E questo anche se diversi tecnici della giustizia di maggioranza ribattono «che non è importante quello che si scrive nel titolo perché ciò che conta è quello che si scrive nella norma...». E la norma, così com'è scritta non piace agli esponenti di «Idea» Gaetano Quagliariello e Carlo Giovanardi, che parlano di «strabiliante trovata», di «mero privilegio che ha l'effetto di intimidazione preventiva» e di «norma alla marchese del Grillo» dalla celebre frase pronunciata da Alberto Sordi nel film: «Io so io e voi non siete un c...». Né è gradita al M5S che comunque in commissione l'ha votata. «Non mi ricordo come abbiamo votato», assicura un disorientato Mario Michele Giarrusso, ma «senz'altro la cambieremo», incalza Maurizio Buccarella. Intanto alzano gli scudi in difesa della categoria la Fnsi e l'Ordine dei giornalisti. Anche perché nella stessa commissione Giustizia del Senato, che ha licenziato il ddl per la difesa degli amministratori pubblici, giace nel cassetto un provvedimento del tutto opposto: quello messo a punto dall'attuale ministro Enrico Costa che il carcere per i cronisti punta invece ad eliminarlo.

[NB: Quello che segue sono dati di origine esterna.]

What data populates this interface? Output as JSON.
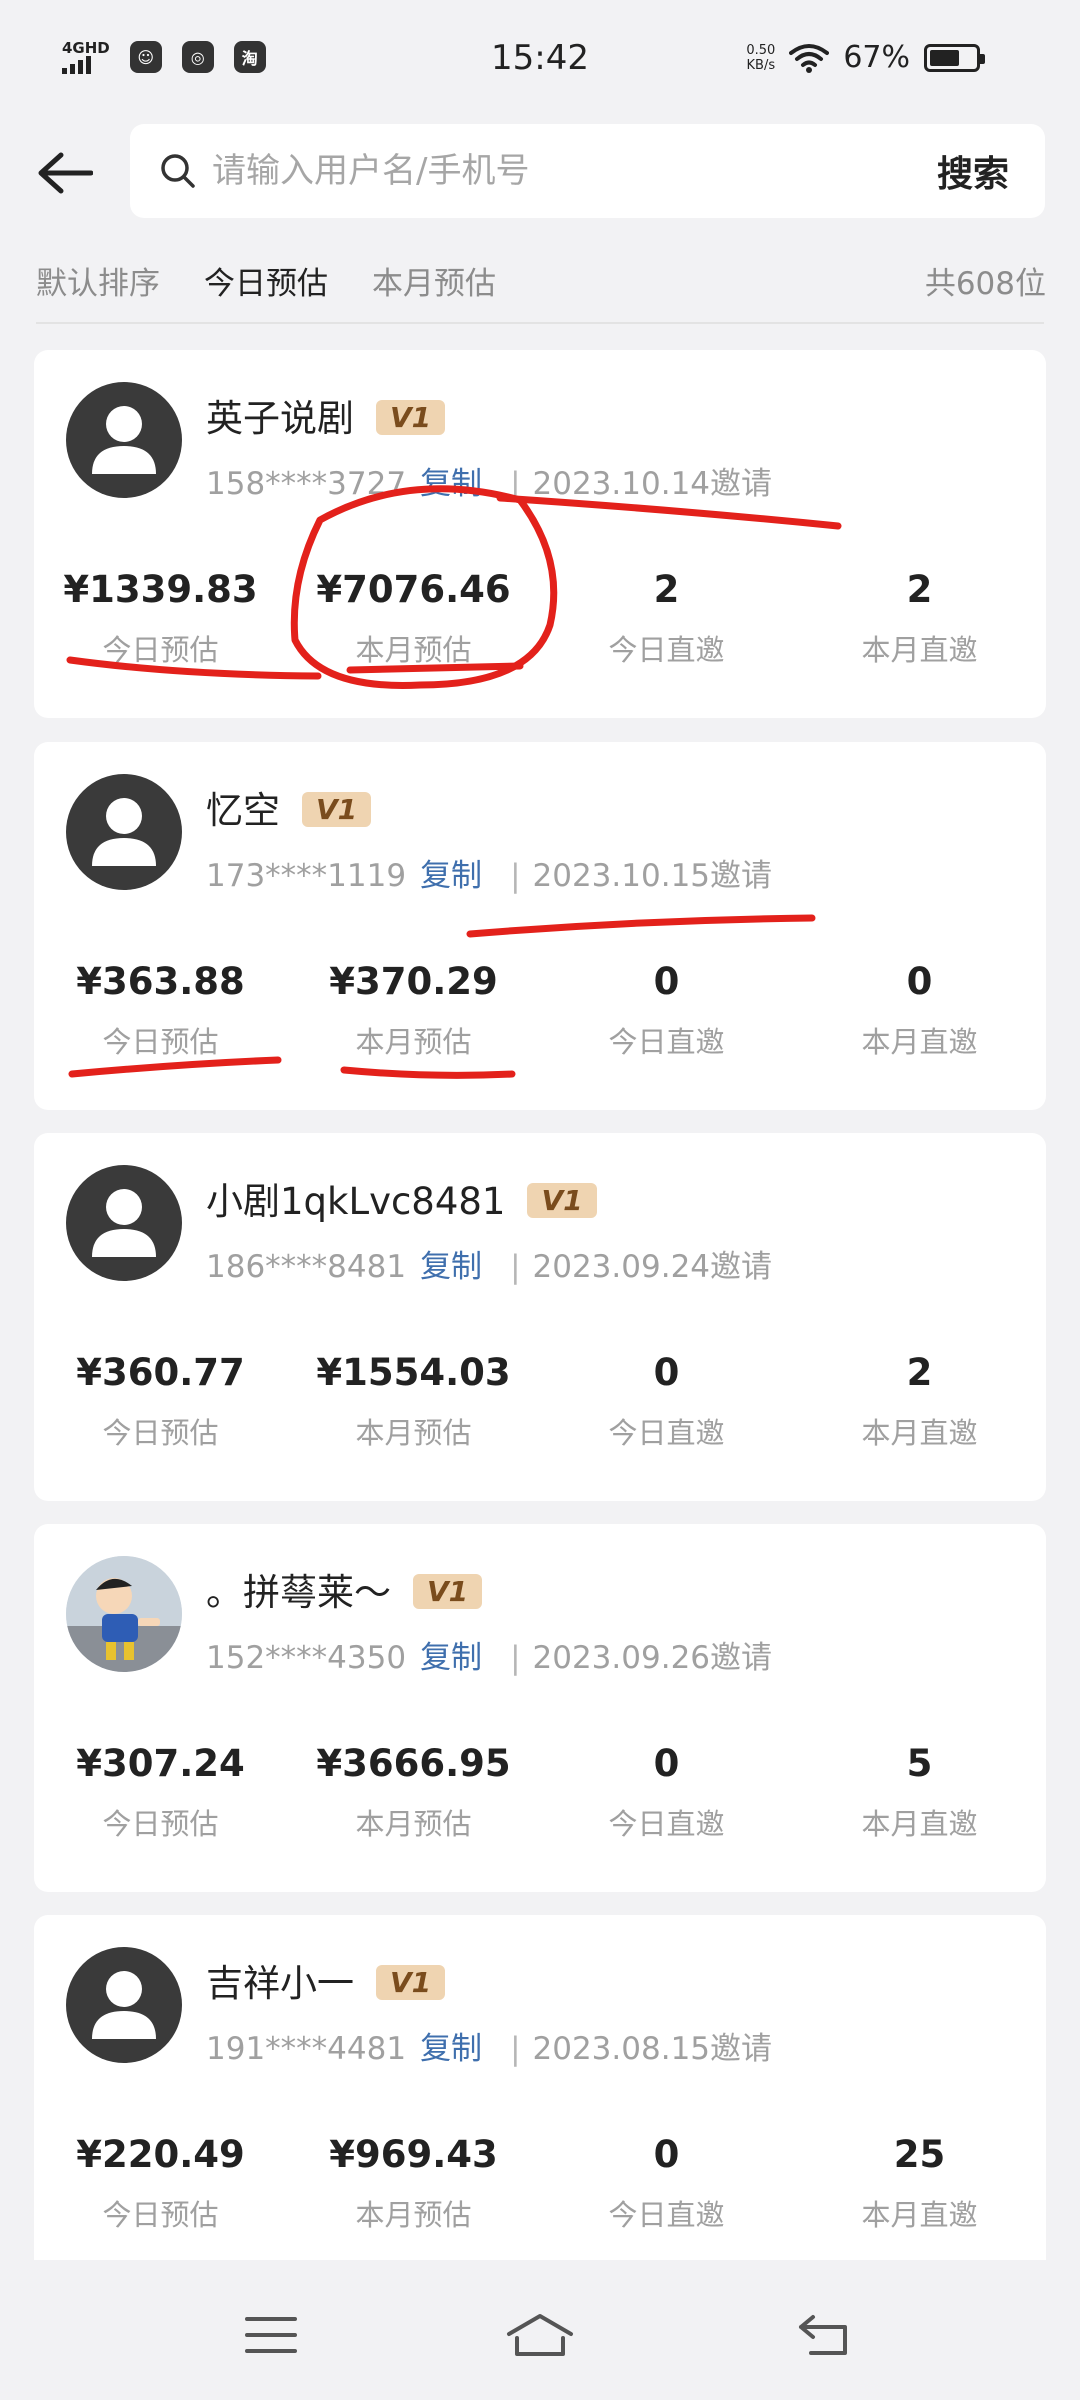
{
  "status_bar": {
    "network": "4GHD",
    "app_icons": [
      "qq-icon",
      "browser-icon",
      "taobao-icon"
    ],
    "time": "15:42",
    "speed_value": "0.50",
    "speed_unit": "KB/s",
    "battery_pct": "67%",
    "battery_level": 0.67
  },
  "search": {
    "placeholder": "请输入用户名/手机号",
    "button_label": "搜索"
  },
  "sort_tabs": [
    {
      "label": "默认排序",
      "active": false
    },
    {
      "label": "今日预估",
      "active": true
    },
    {
      "label": "本月预估",
      "active": false
    }
  ],
  "total_count": "共608位",
  "accent": {
    "badge_bg": "#efd4b1",
    "badge_text": "#7a4c1d",
    "copy_link": "#3f6fad",
    "marker": "#e3211b"
  },
  "users": [
    {
      "name": "英子说剧",
      "level": "V1",
      "phone": "158****3727",
      "copy_label": "复制",
      "invited": "2023.10.14邀请",
      "avatar": "default-avatar",
      "stats": [
        {
          "value": "¥1339.83",
          "label": "今日预估"
        },
        {
          "value": "¥7076.46",
          "label": "本月预估"
        },
        {
          "value": "2",
          "label": "今日直邀"
        },
        {
          "value": "2",
          "label": "本月直邀"
        }
      ]
    },
    {
      "name": "忆空",
      "level": "V1",
      "phone": "173****1119",
      "copy_label": "复制",
      "invited": "2023.10.15邀请",
      "avatar": "default-avatar",
      "stats": [
        {
          "value": "¥363.88",
          "label": "今日预估"
        },
        {
          "value": "¥370.29",
          "label": "本月预估"
        },
        {
          "value": "0",
          "label": "今日直邀"
        },
        {
          "value": "0",
          "label": "本月直邀"
        }
      ]
    },
    {
      "name": "小剧1qkLvc8481",
      "level": "V1",
      "phone": "186****8481",
      "copy_label": "复制",
      "invited": "2023.09.24邀请",
      "avatar": "default-avatar",
      "stats": [
        {
          "value": "¥360.77",
          "label": "今日预估"
        },
        {
          "value": "¥1554.03",
          "label": "本月预估"
        },
        {
          "value": "0",
          "label": "今日直邀"
        },
        {
          "value": "2",
          "label": "本月直邀"
        }
      ]
    },
    {
      "name": "。拼䔢莱～",
      "level": "V1",
      "phone": "152****4350",
      "copy_label": "复制",
      "invited": "2023.09.26邀请",
      "avatar": "cartoon-avatar",
      "stats": [
        {
          "value": "¥307.24",
          "label": "今日预估"
        },
        {
          "value": "¥3666.95",
          "label": "本月预估"
        },
        {
          "value": "0",
          "label": "今日直邀"
        },
        {
          "value": "5",
          "label": "本月直邀"
        }
      ]
    },
    {
      "name": "吉祥小一",
      "level": "V1",
      "phone": "191****4481",
      "copy_label": "复制",
      "invited": "2023.08.15邀请",
      "avatar": "default-avatar",
      "stats": [
        {
          "value": "¥220.49",
          "label": "今日预估"
        },
        {
          "value": "¥969.43",
          "label": "本月预估"
        },
        {
          "value": "0",
          "label": "今日直邀"
        },
        {
          "value": "25",
          "label": "本月直邀"
        }
      ]
    }
  ]
}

«È grave - scrivono Raffaele Lorusso e Giuseppe Giulietti della FNSI - che il Parlamento lavori ad inasprire le sanzioni a carico dei giornalisti», soprattutto quelli «che per svolgere il proprio dovere fanno i conti ogni giorno con intimidazioni e minacce della criminalità». «Da un lato si sbandiera come già realizzata (ma di fatto insabbiata) l'abolizione del carcere per la diffamazione a mezzo stampa - commenta l'Ordine - dall'altro, con un blitz, si inaspriscono le pene determinando una disparità di trattamento tra politici e magistrati, che vengono considerati cittadini di serie A, e tutti gli altri». «Se comunque la norma non la cambiano al Senato - assicurano i tecnici di giustizia della maggioranza alla Camera - la cambieremo noi qui a Montecitorio perché così com'è non va...».